Le cas de référence retenu ici porte sur 100 m², en zone H1a : après un bouquet complet, la consommation recule d'environ 13 800 kWh par an, soit près de 1 480 € au tarif de référence. Côté financement, l'assiette est plafonnée à 40 000 € HT dès trois classes gagnées, l'aide ANAH s'échelonne de 4 000 € à 32 000 € selon le revenu fiscal de référence, et l'accompagnement obligatoire est pris en charge jusqu'à 2 000 €.
Ne signez rien avant l'accord : sur une installation photovoltaïque en autoconsommation à Paris 10e arrondissement, l'antériorité du dossier est une condition d'éligibilité, pas une formalité. L'enjeu se chiffre à 32 000 € pour un profil très modeste et 18 000 € pour un profil intermédiaire.
Combien de logements concernés ? À Paris 10e arrondissement, 15 860 résidences principales dépendent d'une énergie fossile (33 % du parc). C'est dans ce sous-ensemble que une installation photovoltaïque en autoconsommation produit les écarts de consommation les plus élevés avant et après travaux.
Sur la facture, ce poste vaut 269 € à 539 € par an à Paris 10e arrondissement : une installation photovoltaïque en autoconsommation couvre 10 à 20 % des consommations, soit 5 018 kWh au mieux sur la base conventionnelle de la zone H1a.

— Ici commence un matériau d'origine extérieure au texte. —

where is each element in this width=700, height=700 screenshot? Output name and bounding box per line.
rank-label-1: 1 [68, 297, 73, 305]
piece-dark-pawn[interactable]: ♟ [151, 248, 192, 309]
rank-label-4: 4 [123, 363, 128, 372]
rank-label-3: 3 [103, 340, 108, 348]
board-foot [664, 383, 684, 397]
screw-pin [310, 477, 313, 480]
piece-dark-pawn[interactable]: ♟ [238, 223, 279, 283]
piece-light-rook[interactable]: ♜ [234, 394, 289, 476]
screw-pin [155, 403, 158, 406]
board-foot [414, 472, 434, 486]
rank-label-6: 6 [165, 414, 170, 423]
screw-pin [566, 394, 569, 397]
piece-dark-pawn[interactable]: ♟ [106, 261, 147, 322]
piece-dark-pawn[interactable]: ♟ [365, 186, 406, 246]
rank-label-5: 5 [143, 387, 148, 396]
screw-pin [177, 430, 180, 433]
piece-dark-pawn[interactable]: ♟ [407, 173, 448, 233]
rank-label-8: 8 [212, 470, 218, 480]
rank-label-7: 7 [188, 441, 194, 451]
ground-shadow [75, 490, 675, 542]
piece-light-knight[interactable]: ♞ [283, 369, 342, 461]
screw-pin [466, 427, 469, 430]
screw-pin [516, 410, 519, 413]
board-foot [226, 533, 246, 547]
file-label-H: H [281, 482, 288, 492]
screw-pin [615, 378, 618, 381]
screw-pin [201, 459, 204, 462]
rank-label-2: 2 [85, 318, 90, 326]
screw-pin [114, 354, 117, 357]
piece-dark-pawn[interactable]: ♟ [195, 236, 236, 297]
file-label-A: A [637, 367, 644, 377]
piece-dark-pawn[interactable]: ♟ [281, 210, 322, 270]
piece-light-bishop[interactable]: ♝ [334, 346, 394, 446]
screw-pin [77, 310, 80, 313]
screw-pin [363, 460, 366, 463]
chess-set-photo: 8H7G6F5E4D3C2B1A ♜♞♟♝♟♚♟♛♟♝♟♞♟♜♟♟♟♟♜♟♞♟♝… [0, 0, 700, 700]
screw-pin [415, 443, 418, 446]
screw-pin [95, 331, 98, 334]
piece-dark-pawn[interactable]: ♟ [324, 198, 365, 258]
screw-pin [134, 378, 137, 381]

Pourquoi la même solution ne se classe pas au même rang partout : à Paris 10e arrondissement relève de la zone H1a, dont la base conventionnelle atteint 250 kWh/m²/an. Le temps de retour de une installation photovoltaïque en autoconsommation s'en trouve mécaniquement raccourci par rapport aux zones plus douces.
Le palier de classes se calcule avant de signer : à Paris 10e arrondissement, l'assiette double presque entre le scénario à deux classes (30 000 € HT) et celui à trois (40 000 € HT). Sur un poste de 6 750 € comme le photovoltaïque, cet écart justifie souvent d'ajouter un lot plutôt que de s'arrêter au minimum.
La part de propriétaires occupants — 38 % à Paris 10e arrondissement — dessine le volume de projets réellement engageables à court terme sur une installation photovoltaïque en autoconsommation, soit environ 18 256 logements. Le reste du parc suppose un montage locatif, avec ses propres conditions d'éligibilité.
À la réception à Paris 10e arrondissement, le document déterminant est l'attestation Consuel et la convention d'autoconsommation. Il conditionne le versement du solde de l'aide, dont le montant maximal atteint 32 000 € pour un ménage très modeste et 18 000 € pour un ménage intermédiaire sur l'assiette de 40 000 € HT.